Let us perform a digital experiment, where we cross those two populations. The following chunk of code does just that, and shows the distribution of phenotype in the resulting F1 population (i.e. of "hybrid" offspring, where `noff` is the number of offspring to generate).
```{r, warning = FALSE, fig.show = "hide"}
source("functions/cross_pops.R")
cross_pops(noff = 100) + xlim(c(8, 12))
```
## Question 1
What do you see when you run it? Does the distribution of the phenotype in F1 hybrids look anything different from what you would expect if the phenotype was encoded by a single (diploid) locus with two alleles?

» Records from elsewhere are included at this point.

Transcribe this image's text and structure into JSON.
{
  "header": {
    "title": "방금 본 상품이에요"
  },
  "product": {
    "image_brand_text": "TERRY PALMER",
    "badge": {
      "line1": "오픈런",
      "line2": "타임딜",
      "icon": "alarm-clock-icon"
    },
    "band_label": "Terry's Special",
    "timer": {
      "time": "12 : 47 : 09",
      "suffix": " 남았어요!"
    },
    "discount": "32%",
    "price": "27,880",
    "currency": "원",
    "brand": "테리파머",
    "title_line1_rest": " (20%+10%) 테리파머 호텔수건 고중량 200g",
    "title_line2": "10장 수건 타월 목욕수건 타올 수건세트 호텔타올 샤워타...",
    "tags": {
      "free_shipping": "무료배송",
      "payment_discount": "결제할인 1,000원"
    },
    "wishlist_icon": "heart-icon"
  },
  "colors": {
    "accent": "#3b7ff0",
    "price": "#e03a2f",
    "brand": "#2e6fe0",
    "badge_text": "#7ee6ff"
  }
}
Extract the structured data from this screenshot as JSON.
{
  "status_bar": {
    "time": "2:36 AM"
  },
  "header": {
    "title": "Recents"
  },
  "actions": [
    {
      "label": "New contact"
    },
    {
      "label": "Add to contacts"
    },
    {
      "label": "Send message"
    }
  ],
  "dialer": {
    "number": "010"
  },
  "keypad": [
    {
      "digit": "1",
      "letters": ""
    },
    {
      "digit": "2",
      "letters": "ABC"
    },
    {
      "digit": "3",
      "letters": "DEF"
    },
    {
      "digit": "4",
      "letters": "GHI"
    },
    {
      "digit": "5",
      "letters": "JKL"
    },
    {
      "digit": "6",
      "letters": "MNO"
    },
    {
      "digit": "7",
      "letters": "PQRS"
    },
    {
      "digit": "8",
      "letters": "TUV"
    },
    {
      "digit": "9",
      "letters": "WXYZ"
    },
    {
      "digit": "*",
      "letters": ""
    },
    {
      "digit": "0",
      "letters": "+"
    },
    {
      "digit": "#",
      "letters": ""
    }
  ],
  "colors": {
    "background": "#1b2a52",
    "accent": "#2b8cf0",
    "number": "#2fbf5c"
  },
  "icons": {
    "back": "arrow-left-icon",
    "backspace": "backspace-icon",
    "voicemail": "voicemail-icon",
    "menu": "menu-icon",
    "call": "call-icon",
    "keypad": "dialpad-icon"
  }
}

Now, let us continue this experiment by crossing F1 hybrids among themselves. That will form what we call the F2 generation. To do that, we use the same code as above, but now we specify the number of generations to run the experiment for (`ngens = 2` for F2).
```{r, fig.show = "hide"}
cross_pops(noff = 100, ngens = 2)
```
## Question 2
What does the distribution of phenotypes in the F2 generation look like? Is that consistent with the phenotype being encoded by only one locus? Is it consistent with the phenotype being encoded by many loci? And if so, then why did the distribution of phenotypes in F1 look the way it did?
## Question 3 (bonus)
What do you think will happen to the distribution of phenotypes if we continue crossing those individuals among themselves (i.e. produce the F3, F4, ... F100 generations)? You can check your intuition by running the function `cross_pops()` with different numbers of generations. Does the distribution seem to change a lot? Why do you think that is?